Le Conseil représentatif des associations noires (CRAN) avait également fait part de son intention de porter plainte, dénonçant "un système validant l’afrophobie et le racisme."
 

"On prend nos responsabilités"


Le PSG a aussi annoncé "des mesures visant à renforcer les pratiques éthiques" en son sein, dont une "remise à plat du fonctionnement et des process du département Scouting (recrutement)".

Le club propose enfin de "réunir les instances concernées (Ministères, FFF, LFP), les associations et les clubs eux-mêmes pour que des règles communes sur la détection des jeunes talents soient définies et partagées", avec pour objectif de "permettre d'assurer la protection des jeunes joueurs tout en tenant compte des contraintes et besoins des clubs en matière de détection".

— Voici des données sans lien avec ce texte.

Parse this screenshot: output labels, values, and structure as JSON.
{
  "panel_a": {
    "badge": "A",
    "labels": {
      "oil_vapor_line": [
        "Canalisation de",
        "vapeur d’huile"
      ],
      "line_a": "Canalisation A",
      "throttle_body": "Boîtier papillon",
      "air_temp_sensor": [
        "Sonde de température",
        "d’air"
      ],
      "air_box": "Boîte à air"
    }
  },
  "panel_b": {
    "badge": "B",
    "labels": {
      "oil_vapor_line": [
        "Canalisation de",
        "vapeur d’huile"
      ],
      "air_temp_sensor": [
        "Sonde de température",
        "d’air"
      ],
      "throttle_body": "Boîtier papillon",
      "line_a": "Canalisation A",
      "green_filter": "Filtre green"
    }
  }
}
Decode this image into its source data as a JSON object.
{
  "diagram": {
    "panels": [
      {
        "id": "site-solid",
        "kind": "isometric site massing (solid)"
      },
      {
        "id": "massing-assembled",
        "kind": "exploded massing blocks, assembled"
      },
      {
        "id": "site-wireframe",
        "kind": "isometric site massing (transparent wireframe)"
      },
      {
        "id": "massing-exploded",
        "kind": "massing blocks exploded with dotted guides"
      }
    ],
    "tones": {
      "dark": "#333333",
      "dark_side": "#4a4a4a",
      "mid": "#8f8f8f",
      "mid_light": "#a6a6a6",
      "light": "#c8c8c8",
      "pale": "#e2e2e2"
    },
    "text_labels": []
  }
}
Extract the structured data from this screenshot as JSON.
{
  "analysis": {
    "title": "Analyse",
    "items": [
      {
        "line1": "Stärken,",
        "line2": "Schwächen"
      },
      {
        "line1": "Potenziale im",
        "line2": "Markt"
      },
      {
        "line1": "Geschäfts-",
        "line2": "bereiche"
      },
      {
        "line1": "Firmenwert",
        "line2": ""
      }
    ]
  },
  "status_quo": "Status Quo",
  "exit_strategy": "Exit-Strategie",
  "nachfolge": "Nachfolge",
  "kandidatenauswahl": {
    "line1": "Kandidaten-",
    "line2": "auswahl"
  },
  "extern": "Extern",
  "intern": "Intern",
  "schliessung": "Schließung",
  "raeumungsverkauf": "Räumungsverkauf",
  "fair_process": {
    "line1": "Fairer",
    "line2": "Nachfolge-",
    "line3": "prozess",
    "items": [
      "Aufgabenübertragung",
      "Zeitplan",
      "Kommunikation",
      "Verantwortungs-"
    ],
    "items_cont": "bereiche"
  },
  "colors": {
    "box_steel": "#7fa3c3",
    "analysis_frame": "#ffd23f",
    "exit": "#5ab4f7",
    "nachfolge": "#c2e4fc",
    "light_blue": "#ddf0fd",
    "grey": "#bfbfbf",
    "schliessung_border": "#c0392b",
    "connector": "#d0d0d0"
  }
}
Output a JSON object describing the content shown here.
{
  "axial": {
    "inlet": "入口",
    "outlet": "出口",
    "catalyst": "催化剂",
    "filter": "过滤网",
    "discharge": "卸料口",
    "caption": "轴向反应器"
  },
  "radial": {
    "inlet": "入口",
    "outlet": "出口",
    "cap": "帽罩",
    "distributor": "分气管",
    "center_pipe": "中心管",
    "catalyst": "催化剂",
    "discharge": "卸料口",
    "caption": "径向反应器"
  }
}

"Si, via le football, on peut contribuer à construire une société meilleure et à lutter contre toutes les formes de discrimination, on sera les premiers à le faire", avait déclaré mercredi à l'AFP la présidente de la Ligue de football professionnel (LFP), Nathalie Boy de la Tour. 

"Avec @MarleneSchiappa nous serons intransigeantes sur la nécessité de lutter contre les comportements discriminatoires inacceptables dans le sport comme dans la société. Nous devons tous contribuer à faire évoluer les mentalités", a assuré pour sa part la ministre des Sports jeudi soir.